Milano è una buona squadra, completa anche per l’Europa. E ha dei momenti in cui gioca anche molto bene. Il fatto di vivere in un limbo aureo, normale quando si cambiano i giocatori chiave e l’allenatore dopo una stagione negativa, dove non arrivano mai critiche, né sui giornali né in televisione fatte salve alcune uscite-verità strappate in telecronaca a Hugo Sconochini, non deve far credere a Milano che vada tutto bene così, e non perché ha perso finora tre partite in più, una in Europa e due in campionato, rispetto ai tempi di Jasmin Repesa, in pieno caos Gentile, e già considerato dannoso dalla società e buona parte del pubblico.
Se fossi l’Olimpia, più che le classifiche, ampiamente rimediabili, mi preoccuperebbe un altro dato: sempre un anno fa, dopo le prime 5 gare casalinghe di Eurolega, Milano aveva raccolto 9970 spettatori di media, con due picchi da 12 mila, nonostante avesse dovuto emigrare a Desio (6416 paganti) in una occasione. Quest’anno la media è scesa a 7717, che resta sempre un numero di altissimo rispetto, ma con oltre 2200 presenze in meno. Vero che questi dati vengono pompati o spompati a seconda delle politiche societarie sulle promozioni per il pubblico, ma il dato deve fare riflettere.

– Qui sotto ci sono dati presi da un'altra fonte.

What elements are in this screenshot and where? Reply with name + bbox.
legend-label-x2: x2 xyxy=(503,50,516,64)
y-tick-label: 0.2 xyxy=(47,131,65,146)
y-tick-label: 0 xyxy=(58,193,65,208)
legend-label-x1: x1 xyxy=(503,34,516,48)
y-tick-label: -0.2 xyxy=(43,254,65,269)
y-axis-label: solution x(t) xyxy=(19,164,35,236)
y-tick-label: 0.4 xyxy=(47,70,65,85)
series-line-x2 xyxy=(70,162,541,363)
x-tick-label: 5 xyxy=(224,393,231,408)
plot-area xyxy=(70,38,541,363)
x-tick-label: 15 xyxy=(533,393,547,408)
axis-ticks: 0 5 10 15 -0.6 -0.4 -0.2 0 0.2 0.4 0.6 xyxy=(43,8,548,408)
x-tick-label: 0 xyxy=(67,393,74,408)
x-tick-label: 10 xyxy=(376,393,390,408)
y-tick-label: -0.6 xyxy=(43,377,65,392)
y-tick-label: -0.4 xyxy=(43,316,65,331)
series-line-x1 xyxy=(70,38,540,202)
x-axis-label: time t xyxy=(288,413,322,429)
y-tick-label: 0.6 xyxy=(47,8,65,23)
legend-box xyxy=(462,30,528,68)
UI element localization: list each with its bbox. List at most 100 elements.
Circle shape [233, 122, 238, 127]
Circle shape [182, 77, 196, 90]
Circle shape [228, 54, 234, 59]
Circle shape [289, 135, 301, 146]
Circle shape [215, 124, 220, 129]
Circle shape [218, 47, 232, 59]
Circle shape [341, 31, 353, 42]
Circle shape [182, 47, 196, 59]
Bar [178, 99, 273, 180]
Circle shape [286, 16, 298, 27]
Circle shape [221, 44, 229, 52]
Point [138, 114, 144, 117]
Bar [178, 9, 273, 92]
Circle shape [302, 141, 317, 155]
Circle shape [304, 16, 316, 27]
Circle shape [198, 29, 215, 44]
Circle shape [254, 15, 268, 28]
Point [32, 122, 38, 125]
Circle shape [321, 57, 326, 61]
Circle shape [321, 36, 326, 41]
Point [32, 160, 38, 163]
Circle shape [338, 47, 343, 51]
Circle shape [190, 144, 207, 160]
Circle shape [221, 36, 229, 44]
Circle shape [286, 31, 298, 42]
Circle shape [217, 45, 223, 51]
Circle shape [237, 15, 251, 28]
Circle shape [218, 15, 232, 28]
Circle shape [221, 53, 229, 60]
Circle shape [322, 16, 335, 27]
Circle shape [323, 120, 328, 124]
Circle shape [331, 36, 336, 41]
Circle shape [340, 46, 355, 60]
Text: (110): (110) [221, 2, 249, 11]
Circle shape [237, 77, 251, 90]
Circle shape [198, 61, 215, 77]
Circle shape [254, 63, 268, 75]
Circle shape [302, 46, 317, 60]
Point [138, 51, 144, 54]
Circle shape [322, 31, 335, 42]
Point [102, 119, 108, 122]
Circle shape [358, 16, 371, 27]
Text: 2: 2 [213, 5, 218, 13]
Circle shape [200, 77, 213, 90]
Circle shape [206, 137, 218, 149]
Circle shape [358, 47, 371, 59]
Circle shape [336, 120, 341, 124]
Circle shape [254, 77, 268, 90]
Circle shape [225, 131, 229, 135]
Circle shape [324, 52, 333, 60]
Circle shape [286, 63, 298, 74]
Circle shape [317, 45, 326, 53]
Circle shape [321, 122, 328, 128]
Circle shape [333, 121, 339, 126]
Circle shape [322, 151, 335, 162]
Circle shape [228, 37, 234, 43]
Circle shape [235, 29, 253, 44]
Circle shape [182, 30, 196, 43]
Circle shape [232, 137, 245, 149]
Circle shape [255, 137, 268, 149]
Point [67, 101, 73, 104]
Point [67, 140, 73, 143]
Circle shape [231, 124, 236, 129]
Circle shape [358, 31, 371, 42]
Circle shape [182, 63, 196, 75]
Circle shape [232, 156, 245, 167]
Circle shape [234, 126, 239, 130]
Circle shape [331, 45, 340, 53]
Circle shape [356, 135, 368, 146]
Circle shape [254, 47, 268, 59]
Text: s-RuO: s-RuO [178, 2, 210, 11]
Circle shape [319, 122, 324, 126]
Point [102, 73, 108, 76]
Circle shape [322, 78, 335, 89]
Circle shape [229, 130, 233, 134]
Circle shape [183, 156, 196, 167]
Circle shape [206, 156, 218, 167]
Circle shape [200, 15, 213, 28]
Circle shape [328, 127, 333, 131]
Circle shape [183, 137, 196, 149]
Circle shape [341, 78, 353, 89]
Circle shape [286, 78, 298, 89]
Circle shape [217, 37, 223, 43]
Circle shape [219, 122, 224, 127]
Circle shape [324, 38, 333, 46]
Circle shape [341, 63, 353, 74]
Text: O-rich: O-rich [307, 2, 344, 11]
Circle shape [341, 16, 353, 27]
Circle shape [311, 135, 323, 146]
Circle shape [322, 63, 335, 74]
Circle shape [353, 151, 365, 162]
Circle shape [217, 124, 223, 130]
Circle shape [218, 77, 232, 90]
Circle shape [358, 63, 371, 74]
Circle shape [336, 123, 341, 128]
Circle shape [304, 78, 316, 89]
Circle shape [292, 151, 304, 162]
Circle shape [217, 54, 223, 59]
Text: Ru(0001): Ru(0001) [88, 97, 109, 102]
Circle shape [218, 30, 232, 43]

I pienoni del Forum sono stati la parte più affascinante e significativa della stagione di 2016-17 di Milano, la discesa delle presenze potrebbe anche voler dire che anche i tifosi la pensano più o meno come me: che l’Olimpia ha tutto per far bene in Europa ma non dà l’impressione di dare il 100% quando scende in campo, non sa diventare davvero grande, non si accorge quando una grande occasione per accendere una stagione le sta passando davanti se non quando va sotto di brutto e magari si lancia in una rimonta, qualche volta solo scenografica, quando ormai è troppo tardi.
Il pubblico di Milano, uno dei più pazienti e positivi del mondo, più che le classifiche ad un terzo di stagione, deve essere la ragione primaria per far fare all’Olimpia il salto di qualità anche in Europa. Subito, adesso, dalla gara col Khimki.